Luxury concepts also feature elevated shopping experiences that aren’t traditionally found in most department stores. For example, Macy’s luxury beauty concept in its Miami store offers virtual try-on technologies and three relaxation rooms. Brands like La Mer, Dior and Clarins also have aestheticians available on-site.  

Macy’s has previously stated that it sees luxury as a key “growth vector.” In a presentation from its third-quarter earnings call in November, Macy’s executives said that acquiring and retaining customers at Bloomingdale’s, Bluemercury and its Macy’s beauty business as critical to growing luxury sales. Macy’s acquired Bluemercury for $210 million in 2015.

“We view our positioning and offerings across all three nameplates as a competitive advantage as the luxury business continues to normalize,” Tony Spring, CEO and chair-elect of Macy’s, said during the company’s third quarter earnings call. “We remain confident in luxury’s long-term growth potential.”

Much like the new Macy’s beauty concept, Saks Fifth Avenue’s new Beverly Hills shop also has unique features. The store is home to Saks’ Fifth Avenue Club, a personal shopping and styling service that is free of charge and open to the public. The new shop also has an outdoor dining terrace that overlooks the Hollywood Hills.

Although these luxury concepts have the potential to attract new customers, department stores also run the risk of losing their existing customer base, said Kassi Socha, director analyst at research firm Gartner.   

“Almost half of consumers still shop where price is top of mind and these consumers are at high risk of trading down to less expensive or generic brands,” Socha said. “What this means is you can’t sacrifice the way that you’ve been doing things just to attract a new consumer.”

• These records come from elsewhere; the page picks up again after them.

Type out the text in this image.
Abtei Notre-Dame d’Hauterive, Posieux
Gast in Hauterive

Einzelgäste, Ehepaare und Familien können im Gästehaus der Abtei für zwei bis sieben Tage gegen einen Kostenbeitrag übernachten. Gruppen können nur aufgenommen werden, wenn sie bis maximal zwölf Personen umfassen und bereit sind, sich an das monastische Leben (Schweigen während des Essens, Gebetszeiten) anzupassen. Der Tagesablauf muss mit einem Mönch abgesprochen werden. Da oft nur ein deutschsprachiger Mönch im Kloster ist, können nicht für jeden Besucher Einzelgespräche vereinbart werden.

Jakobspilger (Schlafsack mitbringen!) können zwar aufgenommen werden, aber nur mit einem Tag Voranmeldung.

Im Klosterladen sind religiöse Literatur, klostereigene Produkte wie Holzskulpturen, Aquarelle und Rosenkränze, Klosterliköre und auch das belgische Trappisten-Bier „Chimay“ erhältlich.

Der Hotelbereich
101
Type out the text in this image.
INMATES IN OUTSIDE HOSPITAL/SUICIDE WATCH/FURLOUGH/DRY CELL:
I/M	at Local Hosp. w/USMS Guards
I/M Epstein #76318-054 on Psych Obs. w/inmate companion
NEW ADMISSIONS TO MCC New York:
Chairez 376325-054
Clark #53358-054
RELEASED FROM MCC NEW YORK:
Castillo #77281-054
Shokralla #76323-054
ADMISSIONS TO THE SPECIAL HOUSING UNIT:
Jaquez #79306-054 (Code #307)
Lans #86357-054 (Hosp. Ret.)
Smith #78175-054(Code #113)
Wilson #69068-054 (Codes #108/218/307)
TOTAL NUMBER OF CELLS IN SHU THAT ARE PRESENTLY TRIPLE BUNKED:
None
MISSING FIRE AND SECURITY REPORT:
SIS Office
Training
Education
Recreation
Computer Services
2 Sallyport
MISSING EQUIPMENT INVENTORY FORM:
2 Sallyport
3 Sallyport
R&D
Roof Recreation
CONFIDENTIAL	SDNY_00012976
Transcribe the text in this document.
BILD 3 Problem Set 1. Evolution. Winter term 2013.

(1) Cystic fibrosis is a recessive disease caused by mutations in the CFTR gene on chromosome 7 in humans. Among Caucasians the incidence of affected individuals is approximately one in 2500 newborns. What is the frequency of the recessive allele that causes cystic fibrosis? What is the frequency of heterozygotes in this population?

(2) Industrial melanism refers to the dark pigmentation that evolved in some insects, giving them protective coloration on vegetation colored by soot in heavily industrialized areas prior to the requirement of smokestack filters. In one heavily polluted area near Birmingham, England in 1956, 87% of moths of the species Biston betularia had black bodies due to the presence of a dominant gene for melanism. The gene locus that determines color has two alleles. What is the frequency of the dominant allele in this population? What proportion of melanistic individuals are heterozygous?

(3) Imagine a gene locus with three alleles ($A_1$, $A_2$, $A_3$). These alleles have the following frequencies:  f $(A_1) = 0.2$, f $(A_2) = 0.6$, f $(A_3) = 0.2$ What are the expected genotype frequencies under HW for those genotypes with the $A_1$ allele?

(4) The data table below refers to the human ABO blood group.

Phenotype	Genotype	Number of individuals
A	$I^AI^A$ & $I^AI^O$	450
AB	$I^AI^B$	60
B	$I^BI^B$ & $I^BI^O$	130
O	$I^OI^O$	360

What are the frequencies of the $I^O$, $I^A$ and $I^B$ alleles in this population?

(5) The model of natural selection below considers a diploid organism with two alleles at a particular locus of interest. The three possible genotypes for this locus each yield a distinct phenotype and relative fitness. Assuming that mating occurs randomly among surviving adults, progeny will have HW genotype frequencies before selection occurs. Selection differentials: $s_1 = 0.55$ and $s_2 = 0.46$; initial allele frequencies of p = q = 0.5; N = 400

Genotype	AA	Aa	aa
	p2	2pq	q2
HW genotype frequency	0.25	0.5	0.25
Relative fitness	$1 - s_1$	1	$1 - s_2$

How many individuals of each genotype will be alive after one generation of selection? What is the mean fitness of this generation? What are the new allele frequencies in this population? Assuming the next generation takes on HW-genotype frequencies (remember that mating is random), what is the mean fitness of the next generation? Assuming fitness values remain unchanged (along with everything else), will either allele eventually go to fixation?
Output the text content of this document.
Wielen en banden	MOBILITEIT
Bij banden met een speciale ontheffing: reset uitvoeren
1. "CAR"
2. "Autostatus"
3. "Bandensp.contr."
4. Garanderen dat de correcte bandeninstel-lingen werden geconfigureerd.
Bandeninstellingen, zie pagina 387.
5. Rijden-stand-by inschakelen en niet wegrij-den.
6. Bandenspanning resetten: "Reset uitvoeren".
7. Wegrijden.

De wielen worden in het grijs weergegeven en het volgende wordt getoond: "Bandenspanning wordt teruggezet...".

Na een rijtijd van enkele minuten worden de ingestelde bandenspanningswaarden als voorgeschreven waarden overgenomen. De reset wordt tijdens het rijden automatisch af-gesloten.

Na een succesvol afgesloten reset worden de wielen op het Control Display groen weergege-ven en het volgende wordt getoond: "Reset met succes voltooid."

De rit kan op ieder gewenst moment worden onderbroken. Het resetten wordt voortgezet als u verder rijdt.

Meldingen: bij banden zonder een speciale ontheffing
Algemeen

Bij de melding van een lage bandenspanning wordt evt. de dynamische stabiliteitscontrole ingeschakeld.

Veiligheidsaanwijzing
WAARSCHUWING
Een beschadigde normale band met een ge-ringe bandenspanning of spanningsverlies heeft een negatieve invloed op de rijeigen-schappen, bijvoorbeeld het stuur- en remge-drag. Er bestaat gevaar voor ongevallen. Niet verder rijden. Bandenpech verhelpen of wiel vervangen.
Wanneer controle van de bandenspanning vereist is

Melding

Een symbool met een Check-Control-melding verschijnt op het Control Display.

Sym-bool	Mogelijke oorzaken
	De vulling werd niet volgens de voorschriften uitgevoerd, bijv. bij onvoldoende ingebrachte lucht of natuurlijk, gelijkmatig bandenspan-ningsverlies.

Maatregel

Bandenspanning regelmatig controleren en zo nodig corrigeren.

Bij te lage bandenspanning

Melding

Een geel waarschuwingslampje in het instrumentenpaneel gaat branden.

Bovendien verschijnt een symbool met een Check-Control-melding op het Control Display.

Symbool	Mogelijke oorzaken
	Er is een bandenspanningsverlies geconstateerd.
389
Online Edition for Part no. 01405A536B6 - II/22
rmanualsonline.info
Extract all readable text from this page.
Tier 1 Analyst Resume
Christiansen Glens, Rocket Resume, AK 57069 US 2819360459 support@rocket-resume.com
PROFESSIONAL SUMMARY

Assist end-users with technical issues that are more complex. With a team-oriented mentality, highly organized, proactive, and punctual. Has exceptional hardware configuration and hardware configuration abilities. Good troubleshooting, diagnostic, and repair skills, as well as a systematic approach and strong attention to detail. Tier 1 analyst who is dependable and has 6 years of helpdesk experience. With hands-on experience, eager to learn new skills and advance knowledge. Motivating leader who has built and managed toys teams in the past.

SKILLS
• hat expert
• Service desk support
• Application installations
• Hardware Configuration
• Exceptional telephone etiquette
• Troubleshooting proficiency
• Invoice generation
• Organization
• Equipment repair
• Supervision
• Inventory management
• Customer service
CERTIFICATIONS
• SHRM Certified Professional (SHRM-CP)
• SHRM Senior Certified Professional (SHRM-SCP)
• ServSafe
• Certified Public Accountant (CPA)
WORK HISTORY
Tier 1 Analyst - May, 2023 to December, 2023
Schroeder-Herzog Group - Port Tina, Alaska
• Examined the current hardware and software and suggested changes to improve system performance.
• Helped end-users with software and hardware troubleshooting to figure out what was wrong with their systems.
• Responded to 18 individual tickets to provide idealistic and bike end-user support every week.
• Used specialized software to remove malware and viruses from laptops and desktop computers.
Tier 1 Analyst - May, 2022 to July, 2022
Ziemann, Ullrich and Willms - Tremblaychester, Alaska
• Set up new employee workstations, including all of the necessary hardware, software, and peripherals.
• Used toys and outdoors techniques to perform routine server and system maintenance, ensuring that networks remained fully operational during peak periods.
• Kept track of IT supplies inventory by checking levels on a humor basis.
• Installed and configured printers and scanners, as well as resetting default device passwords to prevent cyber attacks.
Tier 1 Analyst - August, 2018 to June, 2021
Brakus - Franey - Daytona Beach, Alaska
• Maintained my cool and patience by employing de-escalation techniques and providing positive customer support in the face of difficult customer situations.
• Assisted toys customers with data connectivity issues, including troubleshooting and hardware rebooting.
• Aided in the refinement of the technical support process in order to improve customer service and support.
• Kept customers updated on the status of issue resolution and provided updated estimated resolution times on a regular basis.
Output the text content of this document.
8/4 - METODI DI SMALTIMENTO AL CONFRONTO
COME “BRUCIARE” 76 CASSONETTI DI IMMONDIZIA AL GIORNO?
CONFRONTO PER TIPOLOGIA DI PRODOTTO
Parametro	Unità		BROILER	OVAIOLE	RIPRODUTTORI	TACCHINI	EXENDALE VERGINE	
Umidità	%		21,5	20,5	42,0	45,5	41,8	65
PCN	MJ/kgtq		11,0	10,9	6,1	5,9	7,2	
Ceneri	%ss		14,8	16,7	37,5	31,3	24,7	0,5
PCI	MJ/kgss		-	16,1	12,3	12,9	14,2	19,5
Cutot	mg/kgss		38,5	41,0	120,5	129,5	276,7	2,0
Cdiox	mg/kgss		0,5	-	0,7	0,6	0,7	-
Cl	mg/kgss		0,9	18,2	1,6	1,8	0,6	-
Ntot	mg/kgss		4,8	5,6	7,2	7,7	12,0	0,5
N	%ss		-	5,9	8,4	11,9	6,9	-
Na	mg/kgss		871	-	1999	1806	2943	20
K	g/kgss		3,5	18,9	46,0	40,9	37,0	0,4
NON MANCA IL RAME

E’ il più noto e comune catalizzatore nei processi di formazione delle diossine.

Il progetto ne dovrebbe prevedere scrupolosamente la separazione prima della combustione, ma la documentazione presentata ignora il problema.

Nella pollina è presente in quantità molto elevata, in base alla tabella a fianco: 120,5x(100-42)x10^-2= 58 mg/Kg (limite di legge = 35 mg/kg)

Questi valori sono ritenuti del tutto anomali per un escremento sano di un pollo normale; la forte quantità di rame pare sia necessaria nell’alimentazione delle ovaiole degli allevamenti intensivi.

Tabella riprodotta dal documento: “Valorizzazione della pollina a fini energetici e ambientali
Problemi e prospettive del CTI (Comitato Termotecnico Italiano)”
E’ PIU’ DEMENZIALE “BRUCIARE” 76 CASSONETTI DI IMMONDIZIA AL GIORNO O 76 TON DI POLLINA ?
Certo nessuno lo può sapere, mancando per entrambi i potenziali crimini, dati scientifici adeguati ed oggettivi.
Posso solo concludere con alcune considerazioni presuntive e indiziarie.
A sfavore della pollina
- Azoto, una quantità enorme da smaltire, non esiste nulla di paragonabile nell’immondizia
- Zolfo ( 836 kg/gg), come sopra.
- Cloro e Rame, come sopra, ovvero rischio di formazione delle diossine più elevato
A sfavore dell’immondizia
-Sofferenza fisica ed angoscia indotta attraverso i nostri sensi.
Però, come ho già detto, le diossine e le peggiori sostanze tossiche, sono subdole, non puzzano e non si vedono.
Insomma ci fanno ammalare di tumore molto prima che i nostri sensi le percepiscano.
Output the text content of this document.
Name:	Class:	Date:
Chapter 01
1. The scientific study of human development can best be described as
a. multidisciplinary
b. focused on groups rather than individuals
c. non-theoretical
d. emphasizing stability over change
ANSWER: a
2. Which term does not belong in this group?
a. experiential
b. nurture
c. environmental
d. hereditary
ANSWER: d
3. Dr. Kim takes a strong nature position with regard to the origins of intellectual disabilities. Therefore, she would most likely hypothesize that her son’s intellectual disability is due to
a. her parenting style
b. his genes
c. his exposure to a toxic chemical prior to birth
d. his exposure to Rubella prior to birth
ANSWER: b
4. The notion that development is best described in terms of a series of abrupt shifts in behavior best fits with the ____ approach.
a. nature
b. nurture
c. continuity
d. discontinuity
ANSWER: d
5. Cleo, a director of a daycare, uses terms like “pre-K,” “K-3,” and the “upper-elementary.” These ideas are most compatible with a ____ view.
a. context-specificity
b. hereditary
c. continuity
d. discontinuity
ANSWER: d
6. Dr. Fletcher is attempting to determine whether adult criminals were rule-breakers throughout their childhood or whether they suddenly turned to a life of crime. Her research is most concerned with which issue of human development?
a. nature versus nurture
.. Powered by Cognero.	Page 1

Additionally, investments in these luxury concepts and experiences aren’t cheap. The Hollywood Reporter indicates that Saks spent $52 million to renovate its new Beverly Hills store. 

Investing in luxury might not be enough to save department stores from financial woes. Luxury department store Neiman Marcus filed for bankruptcy in 2020. Meanwhile, Nordstrom — which was historically known for serving more of a luxury customer — has been opening more off-price locations. Last year, Nordstrom announced plans to open nine more locations for its off-price concept Nordstrom Rack.     

“Established department stores that have historically not served the luxury customer, as they get into serving a luxury customer, need to think about the fact that they’re expanding assortment and choice,” Socha said. “Just because someone is often a luxury shopper doesn’t mean that every purchase that they make is a luxury item or good. Just because someone’s a pragmatic shopper or price deterrent shopper doesn’t mean that there’s moments in time where they won’t stretch themselves to luxury goods.”